Employment and Training Administration

[TA-W-50,386]

 
Burelbach Industries, Incorporated, Rickreal, OR; Notice of 
Negative Determination Regarding Application for Reconsideration

    By application of February 10, 2003, a petitioner requested 
administrative reconsideration of the Department's negative 
determination regarding eligibility to apply for Trade Adjustment 
Assistance (TAA), applicable to workers and former workers of the 
subject firm. The denial notice was signed on January 13, 2003, and 
published in the Federal Register on February 6, 2003 (68 FR 6211).
    Pursuant to 29 CFR 90.18(c) reconsideration may be granted under 
the following circumstances:
    (1) If it appears on the basis of facts not previously considered 
that the determination complained of was erroneous;
    (2) If it appears that the determination complained of was based on 
a mistake in the determination of facts not previously considered; or
    (3) If in the opinion of the Certifying Officer, a 
misinterpretation of facts or of the law justified reconsideration of 
the decision.
    The petition for the workers of Burelbach Industries, Inc., 
Rickreal, Oregon was denied because the ``upstream supplier'' group 
eligibility requirement of section 222(b) of the Trade Act of 1974, as 
amended, was not met. The ``upstream supplier'' requirement is 
fulfilled when the workers' firm (or subdivision) is a supplier to a 
firm that employed a group of workers who received a certification of 
eligibility to apply for trade adjustment assistance benefits and such 
supply or production is related to the article that was the basis for 
such certification. The workers of Burelbach Industries, Inc., 
Rickreal, Oregon did not act as an upstream supplier to a trade 
certified firm.
    The petitioner appears to allege that he is applying for trade 
adjustment assistance on behalf of workers that are import impacted on 
primary and secondary grounds.
    When addressing the issue of import impact, the Department 
considers imports of products ``like or directly competitive'' in the 
case of primary impacted firms, or whether the subject firm supplied a 
component in a product produced by a trade certified firm in the case 
of secondary impact.
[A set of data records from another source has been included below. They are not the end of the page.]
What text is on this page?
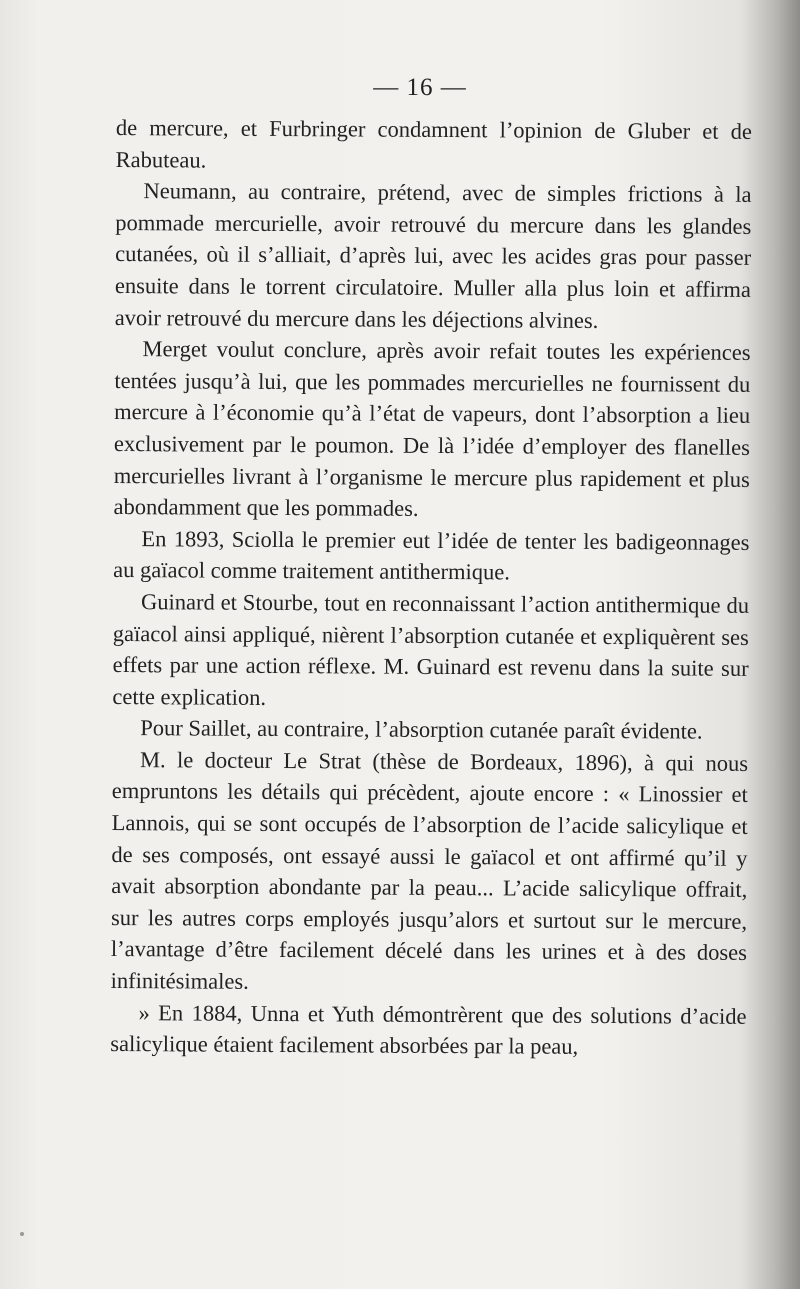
— 16 —

de mercure, et Furbringer condamnent l’opinion de Gluber et de Rabuteau.

Neumann, au contraire, prétend, avec de simples frictions à la pommade mercurielle, avoir retrouvé du mercure dans les glandes cutanées, où il s’alliait, d’après lui, avec les acides gras pour passer ensuite dans le torrent circulatoire. Muller alla plus loin et affirma avoir retrouvé du mercure dans les déjections alvines.

Merget voulut conclure, après avoir refait toutes les expériences tentées jusqu’à lui, que les pommades mercurielles ne fournissent du mercure à l’économie qu’à l’état de vapeurs, dont l’absorption a lieu exclusivement par le poumon. De là l’idée d’employer des flanelles mercurielles livrant à l’organisme le mercure plus rapidement et plus abondamment que les pommades.

En 1893, Sciolla le premier eut l’idée de tenter les badigeonnages au gaïacol comme traitement antithermique.

Guinard et Stourbe, tout en reconnaissant l’action antithermique du gaïacol ainsi appliqué, nièrent l’absorption cutanée et expliquèrent ses effets par une action réflexe. M. Guinard est revenu dans la suite sur cette explication.

Pour Saillet, au contraire, l’absorption cutanée paraît évidente.

M. le docteur Le Strat (thèse de Bordeaux, 1896), à qui nous empruntons les détails qui précèdent, ajoute encore : « Linossier et Lannois, qui se sont occupés de l’absorption de l’acide salicylique et de ses composés, ont essayé aussi le gaïacol et ont affirmé qu’il y avait absorption abondante par la peau... L’acide salicylique offrait, sur les autres corps employés jusqu’alors et surtout sur le mercure, l’avantage d’être facilement décelé dans les urines et à des doses infinitésimales.

» En 1884, Unna et Yuth démontrèrent que des solutions d’acide salicylique étaient facilement absorbées par la peau,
As neither the subject firm nor its major 
declining customers reported imports like or directly competitive with 
the sawmill equipment produced at the subject firm, primary import 
impact did not occur. As the subject firm did not produce a component 
used in the products of their customers, the allegation of secondary 
import impact is equally invalid.
    The petitioner notes that several of the subject firm's customers 
have been certified for trade adjustment assistance due to import 
impact and thus appears to imply that the petitioning workers should be 
eligible for TAA.
    As already noted, the declining customers of the subject firm do 
not import products like or directly competitive with those produced at 
the subject firm. Further, the subject firm produces sawmill equipment 
that is used to process timber, but as the equipment does not form a 
component part of the products produced at the customer firms, subject 
firm workers do not constitute upstream suppliers of trade certified 
firms.
    The petitioner provides a list of other trade certified firms, 
claiming that these firms produced the same type of products as the 
subject firm, and thus appears to allege that the petitioning workers 
in this case should also be certified.
    None of the three firms listed by the petitioner produce products 
like or directly competitive with the sawmill machinery produced by the 
subject firm. Of the trade certified firms listed, two were certified 
on the basis of increased company imports of products like or directly 
competitive with those produced at the subject firms. In the case of 
the other firm, workers were certified on the basis of increased 
customer imports of products like or directly competitive with those 
produced at the subject firm. In contrast to the trade certified firms 
described above, neither Burlebach Industries nor its customers 
reported imports of competitive sawmill machinery.

Conclusion

    After review of the application and investigative findings, I 
conclude that there has been no error or misinterpretation of the law 
or of the facts which would justify reconsideration of the Department 
of Labor's prior decision. Accordingly, the application is denied.


[[Page 16839]]


    Signed in Washington, DC, this 25th day of March, 2003.
Edward A. Tomchick,
Director, Division of Trade Adjustment Assistance.